1.cut command
cut default separator is a tab command, which is "tab" key
1.1 Command Format
cut [选项] 文件名
-f 列号: 提取第几列
-d 分隔符: 按照指定分隔符分割列
-c 字符范围: 不依赖分隔符来区分列,而是通过字符范围(行首为 0)来进行字段 提取。“n-”表示从第 n 个字符到行尾;“n-m”从第 n 个字符到第 m 个字符;“-m”表示从第 1 个字符到第 m 个字符。
1.2 Example command
数据
vi student.txt
ID Name gender Mark
1 Liming M 86
2 Sc M 90
3 Tg M 83
cut -f 2 student.txt 截取第二列
grep -v 'Name' student.txt|cut -f 2 student.txt 去掉列头展示第二列
cut -f 2,3 student.txt 截取第2,3列
cut -d ':' -f 1,2,3 /etc/passwd 使用:分割/etc/passwd每行,并截取1,2,3列
2.awk command
2.1printf formatted output
printf ‘输出类型输出格式’ 输出内容 输出类型:
%ns: 输出字符串。

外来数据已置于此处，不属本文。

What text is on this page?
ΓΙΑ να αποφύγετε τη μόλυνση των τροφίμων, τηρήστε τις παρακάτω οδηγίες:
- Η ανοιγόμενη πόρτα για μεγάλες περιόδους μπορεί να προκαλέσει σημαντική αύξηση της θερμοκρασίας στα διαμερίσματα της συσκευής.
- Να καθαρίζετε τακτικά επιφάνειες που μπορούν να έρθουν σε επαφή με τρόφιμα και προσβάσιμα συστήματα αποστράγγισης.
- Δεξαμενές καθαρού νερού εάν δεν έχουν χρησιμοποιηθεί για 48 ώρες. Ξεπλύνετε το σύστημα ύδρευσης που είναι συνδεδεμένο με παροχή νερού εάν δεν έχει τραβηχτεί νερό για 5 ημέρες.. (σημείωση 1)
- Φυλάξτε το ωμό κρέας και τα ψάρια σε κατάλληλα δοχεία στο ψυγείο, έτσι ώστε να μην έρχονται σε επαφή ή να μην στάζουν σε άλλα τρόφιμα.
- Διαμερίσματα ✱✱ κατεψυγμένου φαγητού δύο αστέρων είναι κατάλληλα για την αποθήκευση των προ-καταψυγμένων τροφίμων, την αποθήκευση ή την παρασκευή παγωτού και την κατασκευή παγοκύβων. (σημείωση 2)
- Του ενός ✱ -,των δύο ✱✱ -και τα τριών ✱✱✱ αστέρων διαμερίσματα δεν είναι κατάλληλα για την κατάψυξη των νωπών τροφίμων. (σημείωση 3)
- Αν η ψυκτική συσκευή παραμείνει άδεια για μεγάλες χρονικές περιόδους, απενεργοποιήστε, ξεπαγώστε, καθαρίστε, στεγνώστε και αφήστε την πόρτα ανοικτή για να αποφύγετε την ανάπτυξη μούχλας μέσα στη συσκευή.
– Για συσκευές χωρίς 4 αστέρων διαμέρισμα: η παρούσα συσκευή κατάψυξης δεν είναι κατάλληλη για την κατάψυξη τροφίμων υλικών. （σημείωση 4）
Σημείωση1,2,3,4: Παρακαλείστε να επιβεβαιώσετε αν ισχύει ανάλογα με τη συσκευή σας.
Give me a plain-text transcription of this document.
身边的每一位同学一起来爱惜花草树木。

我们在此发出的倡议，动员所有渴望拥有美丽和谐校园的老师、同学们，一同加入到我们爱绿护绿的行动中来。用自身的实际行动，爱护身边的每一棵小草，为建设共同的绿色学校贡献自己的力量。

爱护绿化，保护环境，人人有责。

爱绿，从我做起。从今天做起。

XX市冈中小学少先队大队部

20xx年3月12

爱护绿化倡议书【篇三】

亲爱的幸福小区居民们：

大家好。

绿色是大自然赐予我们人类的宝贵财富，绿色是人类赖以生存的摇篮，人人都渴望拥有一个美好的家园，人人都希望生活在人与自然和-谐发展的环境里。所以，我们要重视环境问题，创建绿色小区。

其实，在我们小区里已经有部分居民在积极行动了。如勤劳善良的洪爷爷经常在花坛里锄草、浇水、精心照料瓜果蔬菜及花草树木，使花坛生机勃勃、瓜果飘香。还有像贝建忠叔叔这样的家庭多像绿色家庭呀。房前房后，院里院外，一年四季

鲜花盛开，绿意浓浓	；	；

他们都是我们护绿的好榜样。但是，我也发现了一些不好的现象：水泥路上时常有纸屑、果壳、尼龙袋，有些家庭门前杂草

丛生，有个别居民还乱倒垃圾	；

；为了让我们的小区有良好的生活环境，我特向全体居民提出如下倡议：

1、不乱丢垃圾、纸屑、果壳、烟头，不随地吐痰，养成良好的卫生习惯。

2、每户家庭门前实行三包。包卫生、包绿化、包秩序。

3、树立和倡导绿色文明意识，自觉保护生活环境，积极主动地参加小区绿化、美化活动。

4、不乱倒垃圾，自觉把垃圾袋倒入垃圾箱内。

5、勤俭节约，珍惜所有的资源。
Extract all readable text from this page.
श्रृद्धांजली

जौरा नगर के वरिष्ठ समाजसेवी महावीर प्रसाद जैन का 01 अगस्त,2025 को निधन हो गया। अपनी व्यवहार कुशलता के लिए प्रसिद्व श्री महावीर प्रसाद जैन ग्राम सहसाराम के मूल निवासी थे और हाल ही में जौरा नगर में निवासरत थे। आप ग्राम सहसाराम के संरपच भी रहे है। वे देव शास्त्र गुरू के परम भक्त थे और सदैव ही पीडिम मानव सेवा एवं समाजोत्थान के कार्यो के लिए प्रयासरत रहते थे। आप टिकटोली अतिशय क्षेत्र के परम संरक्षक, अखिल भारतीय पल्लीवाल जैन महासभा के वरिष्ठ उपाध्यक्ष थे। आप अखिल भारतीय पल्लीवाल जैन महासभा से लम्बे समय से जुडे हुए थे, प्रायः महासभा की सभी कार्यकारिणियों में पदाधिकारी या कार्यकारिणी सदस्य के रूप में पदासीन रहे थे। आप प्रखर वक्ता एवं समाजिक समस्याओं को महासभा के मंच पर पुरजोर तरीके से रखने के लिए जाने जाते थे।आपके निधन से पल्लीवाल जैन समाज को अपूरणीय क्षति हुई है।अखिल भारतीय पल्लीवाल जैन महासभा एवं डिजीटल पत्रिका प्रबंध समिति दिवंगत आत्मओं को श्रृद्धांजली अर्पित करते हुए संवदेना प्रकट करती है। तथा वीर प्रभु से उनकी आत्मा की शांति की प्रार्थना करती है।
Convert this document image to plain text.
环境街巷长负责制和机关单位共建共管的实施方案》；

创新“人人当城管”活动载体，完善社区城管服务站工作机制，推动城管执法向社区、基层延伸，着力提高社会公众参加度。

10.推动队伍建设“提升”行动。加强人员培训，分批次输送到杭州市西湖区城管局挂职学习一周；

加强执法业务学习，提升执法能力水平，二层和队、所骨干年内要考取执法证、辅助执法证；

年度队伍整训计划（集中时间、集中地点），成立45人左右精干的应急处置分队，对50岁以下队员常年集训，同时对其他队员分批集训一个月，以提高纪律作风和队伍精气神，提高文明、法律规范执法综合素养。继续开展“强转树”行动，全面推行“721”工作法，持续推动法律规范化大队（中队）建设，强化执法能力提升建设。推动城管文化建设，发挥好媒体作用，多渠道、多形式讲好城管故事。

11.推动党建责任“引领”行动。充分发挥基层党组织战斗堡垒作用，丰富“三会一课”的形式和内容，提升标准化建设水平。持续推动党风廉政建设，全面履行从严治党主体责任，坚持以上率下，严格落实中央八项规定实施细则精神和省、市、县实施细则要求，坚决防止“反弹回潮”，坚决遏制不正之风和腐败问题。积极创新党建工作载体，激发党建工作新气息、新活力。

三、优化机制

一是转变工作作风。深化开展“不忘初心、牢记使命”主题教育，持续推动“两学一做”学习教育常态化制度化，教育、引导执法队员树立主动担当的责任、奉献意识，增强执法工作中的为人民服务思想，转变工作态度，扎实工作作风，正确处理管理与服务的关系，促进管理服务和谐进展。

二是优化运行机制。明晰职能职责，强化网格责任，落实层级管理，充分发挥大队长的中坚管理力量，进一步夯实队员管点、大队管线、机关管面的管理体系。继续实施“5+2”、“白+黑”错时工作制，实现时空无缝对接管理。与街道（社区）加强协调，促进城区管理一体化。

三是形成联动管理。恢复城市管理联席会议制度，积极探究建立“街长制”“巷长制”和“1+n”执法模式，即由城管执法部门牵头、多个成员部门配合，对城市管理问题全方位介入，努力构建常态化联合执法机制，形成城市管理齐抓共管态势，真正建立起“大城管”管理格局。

n 是数字指代输出几个字符
%ni: 输出整数。n 是数字指代输出几个数字
%m.nf: 输出浮点数。m 和 n 是数字,指代输出的整数位数和小数位数。如%8.2f
代表共输出 8 位数,其中 2 位是小数,6 位是整数。
输出格式:
\a: 输出警告声音
\b: 输出退格键,也就是 Backspace 键
\f: 清除屏幕
\n: 换行
\r: 回车,也就是 Enter 键
\t: 水平输出退格键,也就是 Tab 键
\v: 垂直输出退格键,也就是 Tab 键
2.2 demo data
vi student.txt
ID Name PHP Linux MySQL Average
1 Liming 82 95 86 87.66
2 Sc 74 96 87 85.66
3 Tg 99 83 93 91.66
printf '%s' $(cat student.txt) 格式混乱
printf '%s\t %s\t %s\t %s\t %s\t %s\t \n' $(cat student.txt) 按照指定格式输出
printf '%i\t %s\t %i\t %i\t %i\t %8.2f\t \n' \
$(cat student.txt | grep -v Name) 将字段转换为指定类型
2.3awk command format
awk '{action 1 Condition 1 Condition 2} {2} ... operation' file name
awk '{printf $2 "\t" $6 "\n"}' student.txt 输出第二列和第6列
2.4awk conditions
Type of condition |
condition |
|
Description |
awk reserved words |
BEGIN |
When awk program start, executed before any data has not been read. After BEGIN The action is executed only once at the beginning of the program |
|
|
END |
In awk has processed all the data, execution is about to end. After the action END Only once at the end of the program |
|
|
> < >= |
more than the Less than greater or equal to |
|
|
<= |
Less than or equal |
|
Relational Operators |
== |
equal. For determining whether the two values are equal, if it is assigned to a variable, use "=" No. |
|
|
!= |
not equal to |
|
|
A~B |
A string is determined whether to include the substring matches B expression |
|
|
A!~B |
A determination whether the string does not contain substring matches B expression |
|
Regular Expressions |
/ Regular / |
If the "//" characters can be written, it can also support regular expressions |
awk implementation process
1) If there are conditions BEGIN, the first operation performed BEGIN defined
2) If there is no BEGIN conditions is read into the first row, the first row of data sequentially assigned to $ 0, $ 1, $ 2 variables. Where $ 0
Data representative of the entire trip, $ 1 represents the first field, $ 2 represents the second field.
2) determining whether to perform an operation based on the type of condition. If the condition is met, perform an action, or read the next line of data. If there are no conditions, each row to perform an action.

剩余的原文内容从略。